Posted on 17/04/2023 by Michelle Higgins

How Many Yoga Asanas Are there?


How Many Yoga Asanas Are there?

This article asks How Many Yoga Asanas Are There?

So let’s jump right in and the answer very much depends on whom you ask.

We can look at the ancient yoga texts for some historical guidance.

The Yoga Sutras of Patanjali, 2500 years old and regarded as the key yoga text, don’t list any specific asanas and only 3 of the 196 sutras refer to asanas at all – just instructing you to sit still.

The Hatha Yoga Pradipika, 15th century, lists 15 basic asanas some of which are more dynamic than those in the YS but still nothing like the range of dynamic standing poses and sequences we are familiar with today.

If you practice Ashtanga Vinyasa, there are 49 poses and 35 vinyasas in the Primary Series alone.

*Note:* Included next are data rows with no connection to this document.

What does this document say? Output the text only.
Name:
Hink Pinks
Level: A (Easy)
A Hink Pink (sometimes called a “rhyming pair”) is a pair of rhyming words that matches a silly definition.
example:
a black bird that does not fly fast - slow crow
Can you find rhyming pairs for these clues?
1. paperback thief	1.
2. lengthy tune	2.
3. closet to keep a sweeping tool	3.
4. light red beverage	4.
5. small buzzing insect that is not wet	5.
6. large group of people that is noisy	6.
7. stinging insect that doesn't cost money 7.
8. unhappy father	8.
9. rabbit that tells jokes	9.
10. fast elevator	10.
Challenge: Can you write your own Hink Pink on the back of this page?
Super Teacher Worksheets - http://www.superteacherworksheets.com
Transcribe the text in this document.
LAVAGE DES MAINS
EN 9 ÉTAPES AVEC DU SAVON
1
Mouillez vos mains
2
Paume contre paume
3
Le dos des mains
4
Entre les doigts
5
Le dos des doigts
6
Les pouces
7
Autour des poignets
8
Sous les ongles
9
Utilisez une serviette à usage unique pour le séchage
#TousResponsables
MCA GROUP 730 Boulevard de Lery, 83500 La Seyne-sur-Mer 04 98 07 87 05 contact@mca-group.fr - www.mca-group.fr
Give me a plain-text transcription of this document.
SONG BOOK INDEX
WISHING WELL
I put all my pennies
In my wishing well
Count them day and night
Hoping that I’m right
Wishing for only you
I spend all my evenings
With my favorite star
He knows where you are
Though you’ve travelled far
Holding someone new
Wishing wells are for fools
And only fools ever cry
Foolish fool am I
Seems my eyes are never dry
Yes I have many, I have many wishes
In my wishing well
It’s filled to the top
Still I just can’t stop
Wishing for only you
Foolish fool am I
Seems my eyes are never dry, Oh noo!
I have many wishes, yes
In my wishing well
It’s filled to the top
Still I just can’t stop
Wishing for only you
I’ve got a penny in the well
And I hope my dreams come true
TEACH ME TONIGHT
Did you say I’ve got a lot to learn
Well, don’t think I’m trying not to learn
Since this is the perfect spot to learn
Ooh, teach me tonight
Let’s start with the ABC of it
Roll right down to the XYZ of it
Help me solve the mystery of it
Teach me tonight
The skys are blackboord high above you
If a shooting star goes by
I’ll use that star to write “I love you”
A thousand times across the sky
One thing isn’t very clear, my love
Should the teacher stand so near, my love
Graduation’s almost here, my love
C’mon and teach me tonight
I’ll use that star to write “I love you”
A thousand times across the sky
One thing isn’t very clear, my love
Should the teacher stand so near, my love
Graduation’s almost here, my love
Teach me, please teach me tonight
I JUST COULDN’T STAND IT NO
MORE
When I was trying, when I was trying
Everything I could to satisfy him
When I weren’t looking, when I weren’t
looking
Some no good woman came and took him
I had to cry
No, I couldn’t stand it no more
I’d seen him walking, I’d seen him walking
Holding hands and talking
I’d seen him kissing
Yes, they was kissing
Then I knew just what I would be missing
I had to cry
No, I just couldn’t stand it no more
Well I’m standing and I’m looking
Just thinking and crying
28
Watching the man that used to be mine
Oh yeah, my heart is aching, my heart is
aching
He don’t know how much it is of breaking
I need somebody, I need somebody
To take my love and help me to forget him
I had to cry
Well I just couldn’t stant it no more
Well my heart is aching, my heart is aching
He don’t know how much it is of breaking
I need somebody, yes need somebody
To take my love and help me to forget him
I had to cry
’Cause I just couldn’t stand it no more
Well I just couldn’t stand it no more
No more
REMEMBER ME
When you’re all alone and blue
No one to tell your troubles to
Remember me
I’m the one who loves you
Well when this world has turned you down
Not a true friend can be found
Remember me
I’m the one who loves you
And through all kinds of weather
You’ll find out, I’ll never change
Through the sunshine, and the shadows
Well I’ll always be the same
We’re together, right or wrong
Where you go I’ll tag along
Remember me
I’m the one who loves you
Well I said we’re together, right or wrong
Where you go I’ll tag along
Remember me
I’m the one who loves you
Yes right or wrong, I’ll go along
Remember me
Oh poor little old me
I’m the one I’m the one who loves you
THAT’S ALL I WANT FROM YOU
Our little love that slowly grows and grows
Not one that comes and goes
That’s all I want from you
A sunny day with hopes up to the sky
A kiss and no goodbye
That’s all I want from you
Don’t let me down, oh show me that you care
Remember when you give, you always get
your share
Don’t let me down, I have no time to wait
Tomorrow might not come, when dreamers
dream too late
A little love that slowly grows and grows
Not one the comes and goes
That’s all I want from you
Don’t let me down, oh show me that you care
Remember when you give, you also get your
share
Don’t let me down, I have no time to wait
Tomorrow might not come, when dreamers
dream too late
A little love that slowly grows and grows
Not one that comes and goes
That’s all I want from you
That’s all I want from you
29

How Many Yoga Asanas Are There?

Postural yoga

The development of postural yoga is relatively recent. It was only with the teacher Krishnamacharya in the middle of the last century that many of the well-known postures or sequences such as Sun Salutations came to be practised at all. Before then yoga postures as we now know them were virtually non-existent. Any asana from that era tended to be seated and designed to prepare the body for meditation [Asana only being 1/8 th of a yoga practice. The others being :

Yamas -external behaviours, Niyamas – internal obervances, Pranayama – breathwork, Pratyahara- withdrawal of the senses, Dharana – concentration, Dhyana- meditation and Samadhi- liberation].

Nowadays, yoga in the west has become much more of a physical practice and has borrowed or adapted postures and movements from Pilates, dance, Tai Chi, Qi Gong and so on. Teachers vary classic postures to suit their class, students, and teaching style. None of this is inherently wrong and can be seen as natural evolution of the science of yoga.

Yet, despite all this there is just one asana and that is the one that you are in. Be entirely present in the moment and in that asana. Don’t dwell on the one before or the one which may or may not come next. Treat each asana as if it was your first time and last time there. Savour every moment. And if you can manage that, then that is truly yoga.